Stockton officials are doing their part to aid the homeless communities in Stockton by trying to find a solution to the epidemic.
Stockton, under its new mayor, Michael Tubbs, has taken the issue more seriously than in past years due to the recent growth in homelessness.
In trying to create solutions, Stockton has begun hiring homeless people to pick up trash around the city for minimum wage.
The Stockton City Council approved a resolution on Aug. 21 to partner with Caltrans and local nonprofit Ready to Work and offer jobs to the city’s homeless population to clean up litter. The program was modeled after a similar project in Bakersfield, according to city council documents.

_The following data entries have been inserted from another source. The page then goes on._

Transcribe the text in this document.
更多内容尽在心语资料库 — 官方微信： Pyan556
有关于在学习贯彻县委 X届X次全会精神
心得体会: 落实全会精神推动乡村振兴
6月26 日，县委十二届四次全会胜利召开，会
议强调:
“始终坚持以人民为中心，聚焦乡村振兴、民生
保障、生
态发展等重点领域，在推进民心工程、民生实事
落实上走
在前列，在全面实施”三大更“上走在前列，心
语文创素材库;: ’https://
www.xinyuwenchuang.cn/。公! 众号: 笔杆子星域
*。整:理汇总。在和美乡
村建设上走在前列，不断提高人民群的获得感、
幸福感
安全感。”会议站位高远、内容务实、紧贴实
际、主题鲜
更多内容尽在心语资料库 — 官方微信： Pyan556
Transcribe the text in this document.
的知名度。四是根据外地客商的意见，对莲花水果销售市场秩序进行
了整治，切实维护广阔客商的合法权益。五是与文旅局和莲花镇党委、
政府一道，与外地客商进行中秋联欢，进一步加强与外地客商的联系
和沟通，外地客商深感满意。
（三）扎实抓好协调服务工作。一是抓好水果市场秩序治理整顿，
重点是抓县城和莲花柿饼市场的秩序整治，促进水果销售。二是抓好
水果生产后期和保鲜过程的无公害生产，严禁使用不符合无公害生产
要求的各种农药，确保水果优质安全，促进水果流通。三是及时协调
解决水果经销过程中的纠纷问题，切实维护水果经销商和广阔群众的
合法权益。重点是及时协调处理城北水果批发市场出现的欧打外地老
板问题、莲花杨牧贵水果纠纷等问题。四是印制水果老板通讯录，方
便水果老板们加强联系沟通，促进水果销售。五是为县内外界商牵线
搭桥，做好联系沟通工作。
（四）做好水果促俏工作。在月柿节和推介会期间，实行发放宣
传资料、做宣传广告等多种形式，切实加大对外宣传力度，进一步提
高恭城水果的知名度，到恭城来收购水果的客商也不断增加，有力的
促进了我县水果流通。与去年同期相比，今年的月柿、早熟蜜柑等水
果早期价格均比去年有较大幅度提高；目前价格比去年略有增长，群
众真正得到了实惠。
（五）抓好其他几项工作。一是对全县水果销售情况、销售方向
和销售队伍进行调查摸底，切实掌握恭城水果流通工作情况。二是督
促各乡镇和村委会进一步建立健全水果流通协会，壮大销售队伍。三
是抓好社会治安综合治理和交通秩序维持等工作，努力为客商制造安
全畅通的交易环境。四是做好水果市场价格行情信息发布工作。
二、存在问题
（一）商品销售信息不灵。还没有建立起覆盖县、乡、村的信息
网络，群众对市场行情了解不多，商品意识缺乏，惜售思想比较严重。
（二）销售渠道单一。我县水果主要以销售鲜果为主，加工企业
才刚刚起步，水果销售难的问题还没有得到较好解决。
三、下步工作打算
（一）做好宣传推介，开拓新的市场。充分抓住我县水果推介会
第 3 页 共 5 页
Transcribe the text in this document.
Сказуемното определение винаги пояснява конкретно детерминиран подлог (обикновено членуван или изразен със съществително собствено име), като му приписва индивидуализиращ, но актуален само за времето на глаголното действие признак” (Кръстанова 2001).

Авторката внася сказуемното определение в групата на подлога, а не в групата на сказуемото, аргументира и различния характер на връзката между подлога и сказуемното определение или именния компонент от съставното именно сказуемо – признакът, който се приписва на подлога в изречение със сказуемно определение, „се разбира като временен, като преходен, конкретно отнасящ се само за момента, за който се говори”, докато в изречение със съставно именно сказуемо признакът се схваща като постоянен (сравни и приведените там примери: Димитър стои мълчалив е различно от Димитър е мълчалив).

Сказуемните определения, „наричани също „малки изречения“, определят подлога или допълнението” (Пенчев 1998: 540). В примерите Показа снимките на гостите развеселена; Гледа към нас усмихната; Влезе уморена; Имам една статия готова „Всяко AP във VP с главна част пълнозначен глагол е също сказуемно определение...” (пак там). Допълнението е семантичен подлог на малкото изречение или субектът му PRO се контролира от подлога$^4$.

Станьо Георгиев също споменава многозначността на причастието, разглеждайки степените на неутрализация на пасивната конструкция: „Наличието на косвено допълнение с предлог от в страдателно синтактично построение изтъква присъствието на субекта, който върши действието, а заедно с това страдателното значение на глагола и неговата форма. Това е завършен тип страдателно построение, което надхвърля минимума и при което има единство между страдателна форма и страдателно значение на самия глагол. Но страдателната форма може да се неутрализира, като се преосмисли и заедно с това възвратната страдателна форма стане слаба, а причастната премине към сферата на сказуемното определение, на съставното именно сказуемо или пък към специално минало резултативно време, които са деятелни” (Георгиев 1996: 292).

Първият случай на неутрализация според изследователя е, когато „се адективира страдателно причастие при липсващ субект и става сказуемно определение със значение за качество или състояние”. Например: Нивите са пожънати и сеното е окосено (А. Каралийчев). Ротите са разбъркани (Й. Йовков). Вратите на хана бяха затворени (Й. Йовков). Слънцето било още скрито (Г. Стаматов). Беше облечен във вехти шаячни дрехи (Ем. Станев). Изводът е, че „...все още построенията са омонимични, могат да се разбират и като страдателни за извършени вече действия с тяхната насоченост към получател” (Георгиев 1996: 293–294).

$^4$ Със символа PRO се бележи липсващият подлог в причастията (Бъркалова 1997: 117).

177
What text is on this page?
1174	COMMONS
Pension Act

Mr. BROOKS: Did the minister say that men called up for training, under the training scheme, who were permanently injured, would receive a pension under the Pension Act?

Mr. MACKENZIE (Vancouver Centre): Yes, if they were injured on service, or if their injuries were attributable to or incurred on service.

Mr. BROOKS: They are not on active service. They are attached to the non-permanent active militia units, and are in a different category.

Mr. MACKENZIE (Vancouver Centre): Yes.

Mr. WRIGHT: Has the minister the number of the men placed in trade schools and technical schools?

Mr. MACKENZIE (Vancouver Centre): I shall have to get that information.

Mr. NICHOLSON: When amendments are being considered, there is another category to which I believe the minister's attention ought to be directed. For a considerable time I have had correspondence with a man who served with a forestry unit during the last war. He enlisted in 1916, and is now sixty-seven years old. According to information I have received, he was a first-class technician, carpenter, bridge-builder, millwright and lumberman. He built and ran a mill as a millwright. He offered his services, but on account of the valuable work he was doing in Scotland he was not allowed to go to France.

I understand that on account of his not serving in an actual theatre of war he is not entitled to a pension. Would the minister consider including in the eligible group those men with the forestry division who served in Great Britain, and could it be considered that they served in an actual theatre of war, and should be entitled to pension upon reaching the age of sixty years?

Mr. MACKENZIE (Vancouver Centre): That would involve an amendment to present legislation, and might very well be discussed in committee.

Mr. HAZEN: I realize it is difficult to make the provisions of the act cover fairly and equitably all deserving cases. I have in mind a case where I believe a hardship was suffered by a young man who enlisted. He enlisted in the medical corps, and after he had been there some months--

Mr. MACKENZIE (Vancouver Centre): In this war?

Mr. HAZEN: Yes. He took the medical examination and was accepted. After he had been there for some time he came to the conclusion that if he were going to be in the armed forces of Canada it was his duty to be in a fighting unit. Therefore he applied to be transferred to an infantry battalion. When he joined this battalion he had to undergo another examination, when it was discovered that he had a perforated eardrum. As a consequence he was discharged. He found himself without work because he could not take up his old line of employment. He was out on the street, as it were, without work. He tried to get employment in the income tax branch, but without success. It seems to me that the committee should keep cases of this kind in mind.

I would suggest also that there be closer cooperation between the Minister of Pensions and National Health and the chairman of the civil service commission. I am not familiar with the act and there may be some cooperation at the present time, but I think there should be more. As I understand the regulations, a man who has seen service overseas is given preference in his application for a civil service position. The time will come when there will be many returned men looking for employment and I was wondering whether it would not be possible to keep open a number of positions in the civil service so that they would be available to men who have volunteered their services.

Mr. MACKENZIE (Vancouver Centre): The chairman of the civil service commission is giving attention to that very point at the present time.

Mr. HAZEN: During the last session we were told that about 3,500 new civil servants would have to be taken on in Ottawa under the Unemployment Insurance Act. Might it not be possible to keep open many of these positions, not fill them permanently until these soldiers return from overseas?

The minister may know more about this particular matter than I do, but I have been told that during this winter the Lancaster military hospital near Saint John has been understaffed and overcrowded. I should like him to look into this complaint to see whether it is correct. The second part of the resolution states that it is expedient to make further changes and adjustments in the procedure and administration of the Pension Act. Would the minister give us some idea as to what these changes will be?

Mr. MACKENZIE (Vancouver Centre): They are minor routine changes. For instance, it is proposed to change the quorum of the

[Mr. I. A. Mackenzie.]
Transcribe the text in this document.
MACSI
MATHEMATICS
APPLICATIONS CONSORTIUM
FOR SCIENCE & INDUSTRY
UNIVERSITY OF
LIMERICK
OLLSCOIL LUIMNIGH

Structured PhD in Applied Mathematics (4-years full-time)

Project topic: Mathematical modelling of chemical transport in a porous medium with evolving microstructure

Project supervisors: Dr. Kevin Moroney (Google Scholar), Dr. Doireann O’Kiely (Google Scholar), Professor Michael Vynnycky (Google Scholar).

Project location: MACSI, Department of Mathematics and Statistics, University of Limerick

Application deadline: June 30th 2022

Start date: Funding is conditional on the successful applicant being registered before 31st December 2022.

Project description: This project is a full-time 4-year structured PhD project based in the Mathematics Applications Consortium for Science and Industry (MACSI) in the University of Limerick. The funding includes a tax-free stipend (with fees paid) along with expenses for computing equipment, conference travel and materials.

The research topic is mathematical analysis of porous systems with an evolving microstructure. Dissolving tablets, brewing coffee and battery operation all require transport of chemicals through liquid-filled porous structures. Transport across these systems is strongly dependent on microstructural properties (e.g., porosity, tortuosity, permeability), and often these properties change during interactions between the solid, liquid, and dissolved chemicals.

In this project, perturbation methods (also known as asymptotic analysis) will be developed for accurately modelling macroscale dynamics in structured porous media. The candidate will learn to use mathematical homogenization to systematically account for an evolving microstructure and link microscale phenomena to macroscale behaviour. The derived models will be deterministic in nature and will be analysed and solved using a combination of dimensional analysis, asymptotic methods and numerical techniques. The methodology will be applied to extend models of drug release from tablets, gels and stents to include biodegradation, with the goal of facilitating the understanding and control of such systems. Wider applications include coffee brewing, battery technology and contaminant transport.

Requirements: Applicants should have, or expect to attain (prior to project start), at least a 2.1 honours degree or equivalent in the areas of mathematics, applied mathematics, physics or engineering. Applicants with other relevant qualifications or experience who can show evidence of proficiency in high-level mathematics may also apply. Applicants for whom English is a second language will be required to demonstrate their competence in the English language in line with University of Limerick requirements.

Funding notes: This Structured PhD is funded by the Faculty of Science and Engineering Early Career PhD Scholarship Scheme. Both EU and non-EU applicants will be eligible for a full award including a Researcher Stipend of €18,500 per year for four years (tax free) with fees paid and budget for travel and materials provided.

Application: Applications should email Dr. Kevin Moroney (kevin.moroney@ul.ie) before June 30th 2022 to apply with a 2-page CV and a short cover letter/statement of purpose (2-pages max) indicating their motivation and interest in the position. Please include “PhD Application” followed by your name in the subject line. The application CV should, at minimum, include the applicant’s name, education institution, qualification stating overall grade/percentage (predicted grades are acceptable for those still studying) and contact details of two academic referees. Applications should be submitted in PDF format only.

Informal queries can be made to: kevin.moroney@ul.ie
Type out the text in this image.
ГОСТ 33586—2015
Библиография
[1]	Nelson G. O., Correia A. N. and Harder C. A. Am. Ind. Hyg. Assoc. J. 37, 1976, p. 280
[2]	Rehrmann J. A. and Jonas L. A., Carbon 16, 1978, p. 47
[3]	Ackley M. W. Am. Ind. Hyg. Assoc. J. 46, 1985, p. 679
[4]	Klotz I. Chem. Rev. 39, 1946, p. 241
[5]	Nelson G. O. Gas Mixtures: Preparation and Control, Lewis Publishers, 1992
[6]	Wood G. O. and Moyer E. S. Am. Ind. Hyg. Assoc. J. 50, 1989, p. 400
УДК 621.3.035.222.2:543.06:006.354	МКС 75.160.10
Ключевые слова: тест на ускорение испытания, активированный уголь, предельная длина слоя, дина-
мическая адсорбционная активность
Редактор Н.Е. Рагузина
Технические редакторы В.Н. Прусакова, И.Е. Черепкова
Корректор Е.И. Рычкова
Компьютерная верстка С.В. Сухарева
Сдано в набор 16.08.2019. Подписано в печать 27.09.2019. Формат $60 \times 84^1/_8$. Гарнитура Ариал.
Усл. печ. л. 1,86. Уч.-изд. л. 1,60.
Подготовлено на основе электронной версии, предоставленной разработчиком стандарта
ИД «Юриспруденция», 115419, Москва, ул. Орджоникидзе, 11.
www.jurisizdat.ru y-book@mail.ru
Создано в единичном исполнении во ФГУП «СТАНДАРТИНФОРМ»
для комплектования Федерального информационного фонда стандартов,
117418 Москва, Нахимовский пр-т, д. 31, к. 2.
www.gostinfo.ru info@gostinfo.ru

“I didn’t think that would ever happen here, but I’m really glad it is and that I know now; I would have been the first one in line to get my life back together,” said Garcia. “They should do more collaborative stuff like that in Stockton instead of just building more shelters and soup kitchens.”
According to CBS, the city of San Jose has also begun paying homeless people minimum wage to pick up trash around the city in effort to create jobs, decrease pollution, and help its homeless epidemic.
There are 47 homeless shelters throughout the city of Stockton, all of which are overflowing with men, women, and children with no other place to go.
The homeless epidemic is not coming from a lack of shelters, but rather a lack of people being able to get accepted into jobs under their current conditions.
“I got locked up a few years back for robbery, and ever since I got out I’ve had nowhere to go,” said Jerry Zahniser, 40. “No place will hire me because I’m not presentable and I’ve got a criminal record.”
Zahniser thinks that the job opportunities Stockton is presenting for the homeless is great, and hopes there will be more like it.
“It’s be great if I could scrape together enough money to get back to my family in Oklahoma so I can get my life back together,” said Zahniser.
Homelessness has become an epidemic in Stockton and the broader San Joaquin County area. There were 1,552 people who are homeless in the county in 2017, according to the county’s 2017 Point-in-Time Count report.
Also — according to The Record, San Joaquin County was awarded $4.4 million by the U.S. Department of Housing and Urban Development to continue aiding homelessness, and Stockton plans on using this money to open more homeless shelters.
Creating jobs in the area will be the right step forward for Stockton to take in decreasing homelessness.